Marieke Nijkamp is joining us today with her novel This Is Where It Ends. Here’s the publisher’s description:
The principal of Opportunity, Alabama’s high school finishes her speech, welcoming the entire student body to a new semester and encouraging them to excel and achieve.
The students get up to leave the auditorium for their next class.
The auditorium doors won’t open.
Someone starts shooting.
Told over the span of 54 harrowing minutes from four different perspectives, terror reigns as one student’s calculated revenge turns into the ultimate game of survival.
What’s Marieke’s favorite bit?
When I started writing This Is Where It Ends, I knew I wanted the entire story to take place over the course of fifty-four minutes and follow various different characters. In short, it seemed like an impossible task. Because not only did I have a ridiculously short time frame to play with, several of the characters also happened to be in the same enclosed room. Everything one character did, immediately influenced the others, and vice versa. And even in the few cases where I did not have to relate the events consecutively, there were entire chapters that took place over the course of a minute, and I could only focus on simultaneous happenings for so long without messing up the balance of the story.
It took me all of two chapters to figure out I needed a very clear roadmap for this story. Now I wasn’t too fazed. I plotted stories before. I was convinced I could do this.
The story didn’t quite agree. It sort of maybe fitted one structure but not quite. It needed elements of another. It was to the drawing board and back to the drawing board for me.
Eventually, with the help of Excel, two massive pots of coffee, and the famed example of J.K. Rowling’s Harry Potter spreadsheet, I started creating what turned into my story blueprint: the Massive Spreadsheet of Doom.
A spreadsheet that tracked most, if not all on-page characters on a minute-by-minute basis, from shortly before the story started until the very end. I plotted where they were, what they did, how they did or didn’t influence others, and in what order their scenes appeared. The last was color coded, of course.
And there is something about forcing yourself to think through the movements of every character on such a micro level that drove me up a wall while I worked though the spreadsheet… and became such a massive help when I was writing the story. It helped me to see the shape and the balance of the story. Whenever I felt blocked, I only had to refer back to the spreadsheet to get myself back on track. I could play with minor elements without disrupting the overarching narrative. And with every revision, I could color code problem areas to reshuffle, revise, rewrite.

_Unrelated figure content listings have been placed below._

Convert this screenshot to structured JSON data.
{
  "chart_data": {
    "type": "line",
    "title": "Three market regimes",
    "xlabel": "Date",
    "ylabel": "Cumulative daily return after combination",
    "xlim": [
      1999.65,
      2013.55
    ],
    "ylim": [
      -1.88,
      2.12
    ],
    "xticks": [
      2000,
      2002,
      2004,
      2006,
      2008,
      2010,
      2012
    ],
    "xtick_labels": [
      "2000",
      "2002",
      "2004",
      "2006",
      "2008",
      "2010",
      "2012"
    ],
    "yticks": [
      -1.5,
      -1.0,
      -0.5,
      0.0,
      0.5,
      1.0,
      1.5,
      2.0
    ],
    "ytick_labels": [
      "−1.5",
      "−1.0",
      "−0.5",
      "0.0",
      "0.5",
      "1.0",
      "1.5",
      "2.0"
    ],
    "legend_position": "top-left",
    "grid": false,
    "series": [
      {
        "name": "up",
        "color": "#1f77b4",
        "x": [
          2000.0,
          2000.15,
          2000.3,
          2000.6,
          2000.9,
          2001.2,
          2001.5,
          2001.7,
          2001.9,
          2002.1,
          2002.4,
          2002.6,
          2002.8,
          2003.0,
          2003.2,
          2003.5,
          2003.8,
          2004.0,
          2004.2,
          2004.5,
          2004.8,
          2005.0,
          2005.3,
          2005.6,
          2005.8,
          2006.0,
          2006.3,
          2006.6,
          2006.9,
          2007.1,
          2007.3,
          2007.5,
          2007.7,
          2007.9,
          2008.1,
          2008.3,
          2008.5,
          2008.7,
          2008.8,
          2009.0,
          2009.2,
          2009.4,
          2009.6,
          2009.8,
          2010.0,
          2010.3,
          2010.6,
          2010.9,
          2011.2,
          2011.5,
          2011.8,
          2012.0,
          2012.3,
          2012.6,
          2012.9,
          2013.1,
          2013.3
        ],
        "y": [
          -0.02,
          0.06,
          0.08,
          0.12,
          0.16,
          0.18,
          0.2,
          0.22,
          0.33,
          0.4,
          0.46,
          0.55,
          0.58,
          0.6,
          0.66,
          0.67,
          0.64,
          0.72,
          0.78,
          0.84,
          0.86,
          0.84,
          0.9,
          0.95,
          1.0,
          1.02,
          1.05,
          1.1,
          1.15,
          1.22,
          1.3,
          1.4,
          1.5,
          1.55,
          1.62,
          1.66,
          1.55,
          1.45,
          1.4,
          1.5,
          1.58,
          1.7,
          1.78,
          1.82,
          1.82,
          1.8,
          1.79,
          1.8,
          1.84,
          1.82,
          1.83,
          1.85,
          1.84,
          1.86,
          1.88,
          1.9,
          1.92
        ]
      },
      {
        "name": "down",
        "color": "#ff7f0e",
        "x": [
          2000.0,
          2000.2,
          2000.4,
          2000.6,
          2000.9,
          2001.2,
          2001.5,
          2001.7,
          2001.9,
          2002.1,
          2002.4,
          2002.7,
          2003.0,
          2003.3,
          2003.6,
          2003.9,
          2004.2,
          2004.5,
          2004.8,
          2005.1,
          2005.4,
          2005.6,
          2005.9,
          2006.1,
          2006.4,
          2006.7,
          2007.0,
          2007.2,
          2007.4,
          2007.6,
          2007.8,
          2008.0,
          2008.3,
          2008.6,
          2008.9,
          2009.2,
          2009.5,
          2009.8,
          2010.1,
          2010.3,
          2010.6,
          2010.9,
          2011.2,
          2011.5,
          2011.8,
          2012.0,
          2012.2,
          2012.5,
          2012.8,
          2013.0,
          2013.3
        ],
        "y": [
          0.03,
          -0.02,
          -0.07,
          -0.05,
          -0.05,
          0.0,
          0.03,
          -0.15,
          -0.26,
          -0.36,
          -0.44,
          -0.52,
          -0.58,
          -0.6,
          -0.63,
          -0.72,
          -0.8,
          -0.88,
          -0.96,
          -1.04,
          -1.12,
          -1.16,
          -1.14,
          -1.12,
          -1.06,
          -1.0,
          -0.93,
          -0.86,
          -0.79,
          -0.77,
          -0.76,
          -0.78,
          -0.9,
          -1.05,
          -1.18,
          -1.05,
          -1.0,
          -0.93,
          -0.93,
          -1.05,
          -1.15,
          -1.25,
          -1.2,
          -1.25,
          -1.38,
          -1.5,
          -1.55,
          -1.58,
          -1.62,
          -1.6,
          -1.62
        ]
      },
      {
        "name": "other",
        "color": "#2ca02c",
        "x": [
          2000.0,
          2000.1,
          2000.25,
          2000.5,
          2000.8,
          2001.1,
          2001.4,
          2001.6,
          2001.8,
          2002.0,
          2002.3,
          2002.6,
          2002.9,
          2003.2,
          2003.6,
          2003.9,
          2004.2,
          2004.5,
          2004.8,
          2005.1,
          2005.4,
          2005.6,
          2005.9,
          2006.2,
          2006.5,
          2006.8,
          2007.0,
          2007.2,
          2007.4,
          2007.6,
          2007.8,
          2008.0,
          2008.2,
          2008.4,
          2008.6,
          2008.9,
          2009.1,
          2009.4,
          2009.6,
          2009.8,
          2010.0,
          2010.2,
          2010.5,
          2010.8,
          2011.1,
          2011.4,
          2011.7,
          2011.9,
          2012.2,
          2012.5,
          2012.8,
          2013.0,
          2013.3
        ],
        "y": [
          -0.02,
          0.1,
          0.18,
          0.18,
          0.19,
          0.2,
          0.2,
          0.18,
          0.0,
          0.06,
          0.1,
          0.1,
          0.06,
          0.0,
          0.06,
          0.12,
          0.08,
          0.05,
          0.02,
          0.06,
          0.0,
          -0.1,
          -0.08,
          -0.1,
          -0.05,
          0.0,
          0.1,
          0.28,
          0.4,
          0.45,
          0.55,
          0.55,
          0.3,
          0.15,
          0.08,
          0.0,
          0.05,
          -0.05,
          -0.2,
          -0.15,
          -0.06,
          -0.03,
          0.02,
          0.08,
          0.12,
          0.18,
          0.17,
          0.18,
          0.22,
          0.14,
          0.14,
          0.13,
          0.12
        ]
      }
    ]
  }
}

The spreadsheet became the thing I geeked out about most. My favorite bit, and the perfect example of exactly what I hoped to do with the story. Besides that, it became a really cool thing to show to both readers and aspiring authors. I figured it might be the perfect method for someone else too, and it’s inevitably one of the behind-the-scenes things readers ask about first, whenever I’m skyping with schools or libraries.
So of course, when the next story reared its head, I knew I had found the perfect method—my favorite method. Except, as stories are wont to do, this one didn’t quite agree with that format. The perfect structure is the perfect structure for a single story—not for all of them. So it’s to the drawing board again. And here’s to a new favorite blueprint.
Marieke Nijkamp was born and raised in the Netherlands. A lifelong student of stories, language, and ideas, she is more or less proficient in about a dozen languages and holds degrees in philosophy, history, and medieval studies. She is a storyteller, dreamer, globe-trotter, geek. Her debut young adult novel This Is Where It Ends, a contemporary story that follows four teens over the course of the fifty-four minutes of a school shooting, will be published by Sourcebooks Fire in January 2016.